12 cm. Lenght PQ is:​
will be mark brainlest ​

Answer 1

Given :

• PQ is the tangent at point P
• OP is the radius through point of contact.

Find :

• Find the length of PQ

Solution :

By Tangent Radius Theorem , we know

OP is perpendicular to PQ

$\implies{ \angle OPQ = 90^{\circ}}$

By using Pythagoras Theorem :-

In Right Angle Triangle OPQ

OQ² = OP² + PQ²

→ OQ² - OP² = PQ²

→ PQ = √OQ² - OP²

Here , we know

• OQ = 12 cm
• OP = 5 cm

Substituting the values in it ,. we get :

→ √(12)² - (5)²

→ √144 - 25

→ √119

Therefore, the length PQ of tangent is √119 cm.

Answer 2

$\bold{\underline{Question-}}$

seems like a mistake in your question the correct question is A tangent PQ at a point P of a circle of radius 5 cm meets a line through the centre O at a point Q so that OQ = 12 cm.

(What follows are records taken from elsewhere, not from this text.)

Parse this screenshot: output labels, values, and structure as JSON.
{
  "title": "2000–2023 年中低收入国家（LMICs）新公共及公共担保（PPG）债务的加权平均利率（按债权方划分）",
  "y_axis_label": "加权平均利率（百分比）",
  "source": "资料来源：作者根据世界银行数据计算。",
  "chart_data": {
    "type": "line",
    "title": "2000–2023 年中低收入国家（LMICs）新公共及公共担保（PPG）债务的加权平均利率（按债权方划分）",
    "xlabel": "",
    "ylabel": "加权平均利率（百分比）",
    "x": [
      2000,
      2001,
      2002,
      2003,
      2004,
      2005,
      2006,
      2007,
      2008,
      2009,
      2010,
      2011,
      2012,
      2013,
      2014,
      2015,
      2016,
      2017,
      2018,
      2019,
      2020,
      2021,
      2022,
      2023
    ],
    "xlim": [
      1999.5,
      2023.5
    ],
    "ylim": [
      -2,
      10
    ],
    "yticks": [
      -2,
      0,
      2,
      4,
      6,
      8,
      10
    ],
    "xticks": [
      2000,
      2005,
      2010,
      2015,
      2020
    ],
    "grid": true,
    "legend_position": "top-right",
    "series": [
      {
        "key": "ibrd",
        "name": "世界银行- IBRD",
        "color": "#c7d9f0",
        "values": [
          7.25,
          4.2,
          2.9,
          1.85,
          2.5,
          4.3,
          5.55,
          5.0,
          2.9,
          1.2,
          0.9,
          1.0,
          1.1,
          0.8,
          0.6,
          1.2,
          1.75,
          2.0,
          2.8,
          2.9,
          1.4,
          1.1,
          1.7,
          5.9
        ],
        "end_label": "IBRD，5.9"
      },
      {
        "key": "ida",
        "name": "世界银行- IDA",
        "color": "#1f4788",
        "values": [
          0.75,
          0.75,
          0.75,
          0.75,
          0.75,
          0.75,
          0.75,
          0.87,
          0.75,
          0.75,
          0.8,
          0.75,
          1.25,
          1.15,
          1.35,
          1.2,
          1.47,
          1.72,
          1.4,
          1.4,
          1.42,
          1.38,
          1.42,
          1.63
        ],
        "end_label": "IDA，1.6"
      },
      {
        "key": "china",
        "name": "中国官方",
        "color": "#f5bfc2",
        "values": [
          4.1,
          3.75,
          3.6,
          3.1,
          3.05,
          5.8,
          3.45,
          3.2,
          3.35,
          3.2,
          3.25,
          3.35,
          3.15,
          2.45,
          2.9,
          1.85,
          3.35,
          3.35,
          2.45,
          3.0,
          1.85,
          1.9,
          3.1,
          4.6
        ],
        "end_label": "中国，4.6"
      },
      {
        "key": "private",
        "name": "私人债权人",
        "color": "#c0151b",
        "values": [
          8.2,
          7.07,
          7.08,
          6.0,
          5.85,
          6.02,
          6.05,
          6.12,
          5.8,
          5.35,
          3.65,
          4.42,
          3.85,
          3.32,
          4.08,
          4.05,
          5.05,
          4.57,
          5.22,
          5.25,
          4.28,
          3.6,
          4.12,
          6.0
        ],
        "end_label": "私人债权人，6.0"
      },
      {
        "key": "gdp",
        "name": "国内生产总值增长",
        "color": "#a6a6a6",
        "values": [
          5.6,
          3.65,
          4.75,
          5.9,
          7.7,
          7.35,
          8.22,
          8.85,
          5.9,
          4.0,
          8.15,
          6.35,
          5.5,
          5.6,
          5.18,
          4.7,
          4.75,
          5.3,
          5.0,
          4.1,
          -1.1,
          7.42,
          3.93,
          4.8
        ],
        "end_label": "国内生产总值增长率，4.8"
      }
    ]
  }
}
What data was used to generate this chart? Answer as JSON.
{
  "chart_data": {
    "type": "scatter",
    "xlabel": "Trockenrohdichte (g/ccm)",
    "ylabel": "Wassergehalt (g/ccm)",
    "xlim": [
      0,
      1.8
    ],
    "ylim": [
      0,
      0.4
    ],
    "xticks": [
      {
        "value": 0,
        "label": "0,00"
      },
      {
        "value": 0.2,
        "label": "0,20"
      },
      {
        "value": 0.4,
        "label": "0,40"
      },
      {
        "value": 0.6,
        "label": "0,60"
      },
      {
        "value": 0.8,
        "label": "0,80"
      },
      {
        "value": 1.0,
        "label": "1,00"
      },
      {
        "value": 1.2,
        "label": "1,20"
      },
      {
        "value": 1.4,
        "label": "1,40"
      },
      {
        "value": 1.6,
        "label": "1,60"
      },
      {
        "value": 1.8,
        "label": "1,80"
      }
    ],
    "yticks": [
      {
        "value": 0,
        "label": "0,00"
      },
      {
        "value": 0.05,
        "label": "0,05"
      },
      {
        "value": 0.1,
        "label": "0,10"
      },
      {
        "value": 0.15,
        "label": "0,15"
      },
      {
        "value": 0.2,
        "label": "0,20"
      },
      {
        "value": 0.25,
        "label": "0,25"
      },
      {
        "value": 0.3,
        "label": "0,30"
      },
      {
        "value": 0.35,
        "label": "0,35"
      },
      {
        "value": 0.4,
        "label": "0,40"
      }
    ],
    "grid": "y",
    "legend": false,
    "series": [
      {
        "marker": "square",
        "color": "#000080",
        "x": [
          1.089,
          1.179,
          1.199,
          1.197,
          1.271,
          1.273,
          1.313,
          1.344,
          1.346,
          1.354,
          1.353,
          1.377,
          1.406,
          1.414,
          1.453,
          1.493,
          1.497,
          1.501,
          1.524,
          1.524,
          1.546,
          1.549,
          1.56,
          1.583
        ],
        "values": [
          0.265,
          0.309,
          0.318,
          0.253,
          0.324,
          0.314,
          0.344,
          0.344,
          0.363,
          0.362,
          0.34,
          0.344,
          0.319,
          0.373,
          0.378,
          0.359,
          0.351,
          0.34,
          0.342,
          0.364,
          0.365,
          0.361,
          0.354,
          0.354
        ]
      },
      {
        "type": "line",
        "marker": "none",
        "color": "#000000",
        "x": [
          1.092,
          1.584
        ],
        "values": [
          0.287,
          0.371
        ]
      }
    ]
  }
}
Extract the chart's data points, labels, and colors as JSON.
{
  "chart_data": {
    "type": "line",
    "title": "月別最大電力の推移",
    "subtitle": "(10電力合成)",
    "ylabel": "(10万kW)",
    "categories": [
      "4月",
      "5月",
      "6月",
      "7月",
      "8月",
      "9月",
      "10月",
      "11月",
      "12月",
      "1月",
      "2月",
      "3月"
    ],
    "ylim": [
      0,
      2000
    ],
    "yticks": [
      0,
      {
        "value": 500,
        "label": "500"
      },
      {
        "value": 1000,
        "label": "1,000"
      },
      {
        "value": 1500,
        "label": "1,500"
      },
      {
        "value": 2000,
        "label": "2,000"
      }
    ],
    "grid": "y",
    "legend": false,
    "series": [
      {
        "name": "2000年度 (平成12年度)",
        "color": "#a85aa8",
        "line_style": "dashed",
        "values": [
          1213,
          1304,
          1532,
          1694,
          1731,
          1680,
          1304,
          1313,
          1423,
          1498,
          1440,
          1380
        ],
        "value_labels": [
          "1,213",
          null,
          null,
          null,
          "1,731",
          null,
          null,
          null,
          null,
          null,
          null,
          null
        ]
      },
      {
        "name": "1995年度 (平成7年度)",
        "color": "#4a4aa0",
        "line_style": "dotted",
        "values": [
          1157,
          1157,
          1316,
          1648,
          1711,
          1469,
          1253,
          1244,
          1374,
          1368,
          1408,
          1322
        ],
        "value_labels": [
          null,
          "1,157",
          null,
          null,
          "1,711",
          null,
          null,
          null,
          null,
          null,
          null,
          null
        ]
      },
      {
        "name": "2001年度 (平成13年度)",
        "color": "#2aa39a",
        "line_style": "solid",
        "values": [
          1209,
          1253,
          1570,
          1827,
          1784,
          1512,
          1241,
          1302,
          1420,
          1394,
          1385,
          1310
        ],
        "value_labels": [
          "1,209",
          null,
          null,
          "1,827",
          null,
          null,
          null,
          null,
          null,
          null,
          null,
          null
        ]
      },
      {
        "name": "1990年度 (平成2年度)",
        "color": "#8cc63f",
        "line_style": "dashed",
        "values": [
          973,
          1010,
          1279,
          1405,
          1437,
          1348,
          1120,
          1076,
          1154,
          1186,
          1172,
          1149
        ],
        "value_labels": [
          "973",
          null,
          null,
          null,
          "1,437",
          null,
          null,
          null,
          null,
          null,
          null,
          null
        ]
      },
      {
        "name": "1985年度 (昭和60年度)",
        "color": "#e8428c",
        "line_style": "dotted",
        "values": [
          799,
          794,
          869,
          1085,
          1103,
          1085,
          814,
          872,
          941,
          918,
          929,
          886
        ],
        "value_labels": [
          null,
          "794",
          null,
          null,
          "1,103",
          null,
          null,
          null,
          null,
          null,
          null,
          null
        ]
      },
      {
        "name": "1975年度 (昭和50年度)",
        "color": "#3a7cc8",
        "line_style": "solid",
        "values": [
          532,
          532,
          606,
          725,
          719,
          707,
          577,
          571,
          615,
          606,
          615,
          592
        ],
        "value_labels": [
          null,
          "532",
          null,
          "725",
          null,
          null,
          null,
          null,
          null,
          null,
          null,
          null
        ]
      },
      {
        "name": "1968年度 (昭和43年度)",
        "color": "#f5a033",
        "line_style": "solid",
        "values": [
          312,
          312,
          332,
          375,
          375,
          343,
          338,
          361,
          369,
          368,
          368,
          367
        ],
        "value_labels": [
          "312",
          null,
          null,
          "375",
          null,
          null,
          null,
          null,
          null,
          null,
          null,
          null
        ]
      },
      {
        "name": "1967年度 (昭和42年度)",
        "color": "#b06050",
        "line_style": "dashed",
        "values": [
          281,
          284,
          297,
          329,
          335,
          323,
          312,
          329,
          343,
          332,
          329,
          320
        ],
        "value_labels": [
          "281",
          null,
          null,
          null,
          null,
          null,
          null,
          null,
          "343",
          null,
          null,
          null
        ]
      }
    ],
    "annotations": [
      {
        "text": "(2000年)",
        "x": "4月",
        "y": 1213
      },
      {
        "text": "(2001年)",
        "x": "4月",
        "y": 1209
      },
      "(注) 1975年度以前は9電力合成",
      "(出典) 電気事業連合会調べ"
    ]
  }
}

Length PQ is :

$\bold{\underline{Answer-}}$

$\bold{ √119 }$

$\bold{\underline{Explanation-}}$

According to the question we know that A tangent is PQ at a point of p of the circle at the radius 5cm meets a line through the centre O at point Q and OQ = 12

Need to find length PQ

now,

in ΔPOQ

Here angle P is right angle and we know that right angle is always 90°

so,

Using the Pythagoras theorem

OQ² = PQ² + OP²

now, transfer the PQ² in right side

PQ² = OQ² - OP²

now, putting the above values we get

PQ² = (12)² - (5)²

PQ² = 144 - 25

PQ² = 119

PQ = √119

Therefore , the length PQ of tangent is √119.